Dental implant risks
Early failure (before osseointegration)
1 – 3% of implants fail to integrate, usually within the first 3 – 6 months. Risk factors include smoking, uncontrolled diabetes, low primary stability at placement, infection, and excessive early loading. Treatment is removal and, after healing, often successful replacement.
Late failure / peri-implantitis
Progressive bone loss around an integrated implant due to bacterial inflammation and/or biomechanical overload. Prevalence estimates vary widely (10 – 22% of implants over 5 – 10 years for peri-implantitis with bone loss). Prevention: rigorous hygiene, smoking cessation, occlusal management, regular professional maintenance.
Nerve injury
Inferior alveolar nerve injury is the most concerning surgical complication for lower implants. Incidence is <1% with proper CBCT planning. Symptoms include numbness or altered sensation of the lower lip, chin, or tongue. Most resolve but persistent neuropathy is possible.
Sinus complications
Upper-back implants can penetrate the maxillary sinus floor. Small membrane perforations during sinus lifts are common (10 – 35%) and usually managed intraoperatively. Sinusitis and oroantral fistula are uncommon when properly treated.
Esthetic complications
In the smile zone, gum recession around implants, gray show-through of the implant body, papilla loss between implants, and crown shade mismatch can all compromise appearance. This is where prosthodontic planning and surgical technique converge.
Mechanical complications
Screw loosening, screw fracture, abutment fracture, crown chipping, and framework fracture all occur over time. Frequency depends on materials, occlusion, and parafunction. Most are repairable.
Bone graft and sinus lift risks
- Graft infection or partial graft loss requiring re-grafting.
- Membrane exposure if soft tissue closure breaks down.
- Sinusitis after sinus lifts (1 – 5%).
- Sensitivity, swelling, and bruising — often more pronounced than implant-only surgery.
Full-arch (All-on-4) specific risks
- Prosthesis fracture, especially of acrylic hybrids and at cantilever ends.
- Screw fracture of access holes in the final prosthesis (more common with very long cantilevers).
- Speech changes during the adaptation period.
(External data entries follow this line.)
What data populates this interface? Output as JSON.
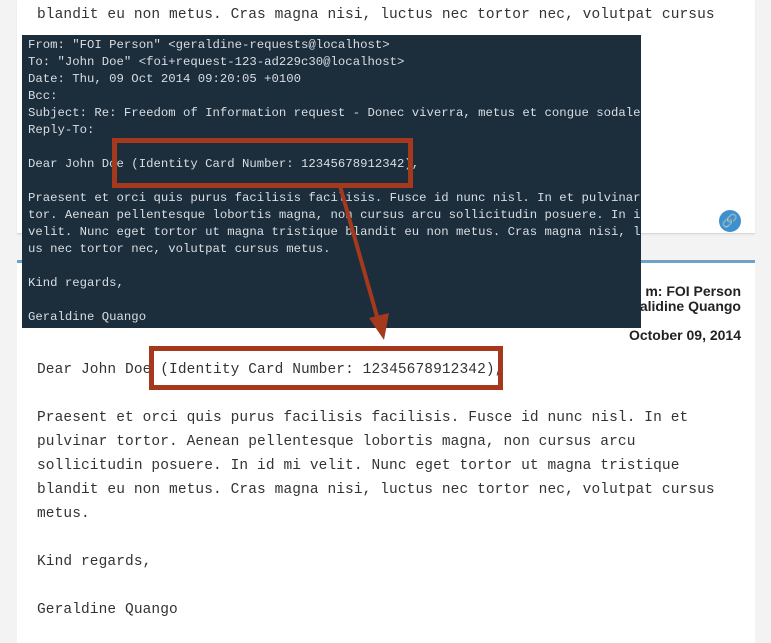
{
  "top_card": {
    "line": "blandit eu non metus. Cras magna nisi, luctus nec tortor nec, volutpat cursus"
  },
  "message_meta": {
    "from_partial": "m: FOI Person",
    "name_partial": "ralidine Quango",
    "date": "October 09, 2014"
  },
  "message_body": {
    "greeting_prefix": "Dear John Doe ",
    "identity": "(Identity Card Number: 12345678912342),",
    "para_lines": [
      "Praesent et orci quis purus facilisis facilisis. Fusce id nunc nisl. In et",
      "pulvinar tortor. Aenean pellentesque lobortis magna, non cursus arcu",
      "sollicitudin posuere. In id mi velit. Nunc eget tortor ut magna tristique",
      "blandit eu non metus. Cras magna nisi, luctus nec tortor nec, volutpat cursus",
      "metus."
    ],
    "closing": "Kind regards,",
    "signature": "Geraldine Quango"
  },
  "raw_email": {
    "lines": [
      "From: \"FOI Person\" <geraldine-requests@localhost>",
      "To: \"John Doe\" <foi+request-123-ad229c30@localhost>",
      "Date: Thu, 09 Oct 2014 09:20:05 +0100",
      "Bcc:",
      "Subject: Re: Freedom of Information request - Donec viverra, metus et congue sodales",
      "Reply-To:",
      "",
      "Dear John Doe (Identity Card Number: 12345678912342),",
      "",
      "Praesent et orci quis purus facilisis facilisis. Fusce id nunc nisl. In et pulvinar tor",
      "tor. Aenean pellentesque lobortis magna, non cursus arcu sollicitudin posuere. In id mi",
      " velit. Nunc eget tortor ut magna tristique blandit eu non metus. Cras magna nisi, luct",
      "us nec tortor nec, volutpat cursus metus.",
      "",
      "Kind regards,",
      "",
      "Geraldine Quango"
    ]
  },
  "icons": {
    "link": "link-icon"
  },
  "colors": {
    "highlight": "#a4391e",
    "terminal_bg": "#1c2d3c",
    "accent": "#3d8fcf"
  }
}
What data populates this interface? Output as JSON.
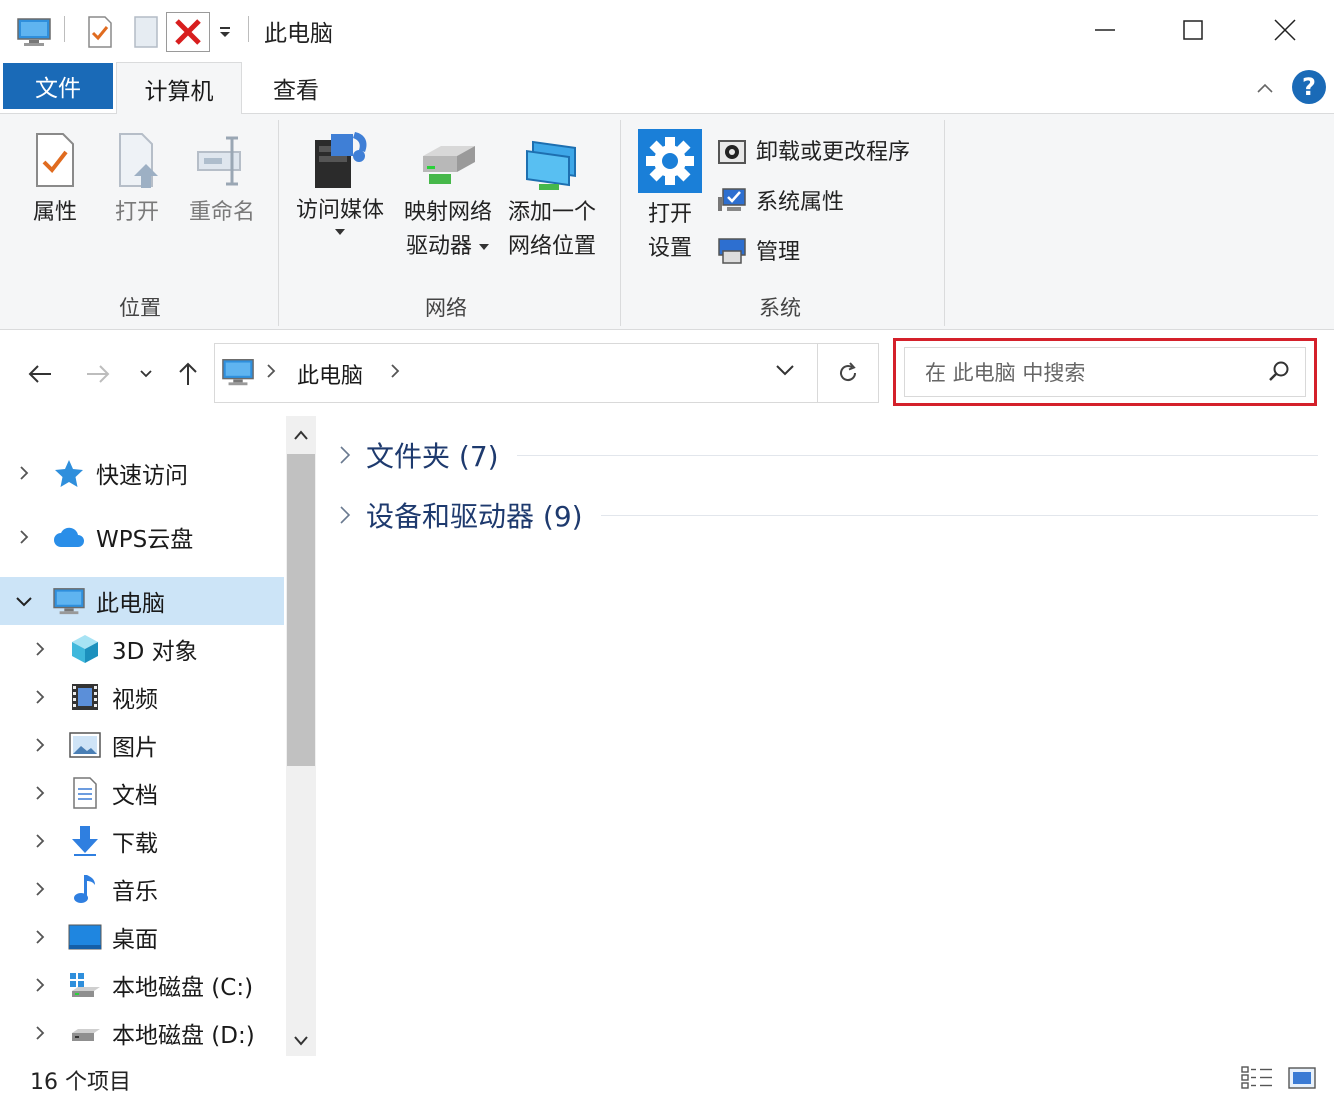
{
  "window": {
    "title": "此电脑"
  },
  "ribbon": {
    "tabs": [
      {
        "label": "文件"
      },
      {
        "label": "计算机"
      },
      {
        "label": "查看"
      }
    ],
    "groups": {
      "location": {
        "label": "位置",
        "buttons": {
          "properties": "属性",
          "open": "打开",
          "rename": "重命名"
        }
      },
      "network": {
        "label": "网络",
        "buttons": {
          "access_media_line1": "访问媒体",
          "map_drive_line1": "映射网络",
          "map_drive_line2": "驱动器",
          "add_location_line1": "添加一个",
          "add_location_line2": "网络位置"
        }
      },
      "system": {
        "label": "系统",
        "buttons": {
          "open_settings_line1": "打开",
          "open_settings_line2": "设置",
          "uninstall": "卸载或更改程序",
          "system_properties": "系统属性",
          "manage": "管理"
        }
      }
    }
  },
  "address": {
    "location": "此电脑"
  },
  "search": {
    "placeholder": "在 此电脑 中搜索"
  },
  "navpane": {
    "items": [
      {
        "label": "快速访问",
        "icon": "star-icon"
      },
      {
        "label": "WPS云盘",
        "icon": "cloud-icon"
      },
      {
        "label": "此电脑",
        "icon": "computer-icon"
      },
      {
        "label": "3D 对象",
        "icon": "cube-icon"
      },
      {
        "label": "视频",
        "icon": "film-icon"
      },
      {
        "label": "图片",
        "icon": "picture-icon"
      },
      {
        "label": "文档",
        "icon": "document-icon"
      },
      {
        "label": "下载",
        "icon": "download-arrow-icon"
      },
      {
        "label": "音乐",
        "icon": "music-note-icon"
      },
      {
        "label": "桌面",
        "icon": "desktop-icon"
      },
      {
        "label": "本地磁盘 (C:)",
        "icon": "drive-c-icon"
      },
      {
        "label": "本地磁盘 (D:)",
        "icon": "drive-icon"
      }
    ]
  },
  "content": {
    "groups": [
      {
        "label": "文件夹 (7)"
      },
      {
        "label": "设备和驱动器 (9)"
      }
    ]
  },
  "status": {
    "item_count": "16 个项目"
  },
  "colors": {
    "accent": "#1a6ab7",
    "selection": "#cce4f7",
    "highlight_border": "#d4202a",
    "group_header": "#1e3a6e"
  }
}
- Occlusal overload causing late peri-implantitis if bite is not maintained.
- Conversion to a fully removable prosthesis if multiple implants are lost — this is rare with proper case planning.
Veneer risks
Irreversibility
Traditional veneer preparation removes 0.3 – 0.7 mm of enamel. Once removed, it cannot be replaced. You will need a restoration on those teeth for the rest of your life.
Sensitivity
Short-term cold and pressure sensitivity is common after veneer placement and usually resolves in days to weeks. Persistent sensitivity may indicate pulpal involvement and warrants evaluation.
Chipping, debonding, fracture
Porcelain veneer 10-year survival is approximately 91 – 95%; failure modes include chipping, debonding, and fracture, often related to bruxism, biting hard objects, or occlusal overload. Composite veneers have shorter survival and chip more easily but are easier to repair.
Color mismatch & marginal staining
Veneer color does not change. Adjacent natural teeth shift color over decades. The bonded margin between veneer and tooth can stain over time, particularly in coffee/tea/red-wine consumers and smokers.
Pulpal injury
Aggressive preparation can compromise the dental pulp, leading to root canal treatment in a small percentage of cases (estimates around 2 – 7% over the lifetime of veneers, depending on prep depth and pre-existing tooth condition).
Gum response
Veneer margins placed at or below the gum line can cause chronic gingival inflammation if hygiene is difficult around them.
Risk-reduction summary
- CBCT-based planning and (where appropriate) guided surgery for implants.
- Smoking cessation before and after surgery.
- Diabetes optimization (HbA1c < 7%).
- Nightguard for any history of bruxism — implant or veneer cases.
- Rigorous home hygiene plus 3 – 6 month professional maintenance.
- Conservative preparation; mock-up preview before irreversible veneer work.
- Choosing operators with documented case volume and outcomes.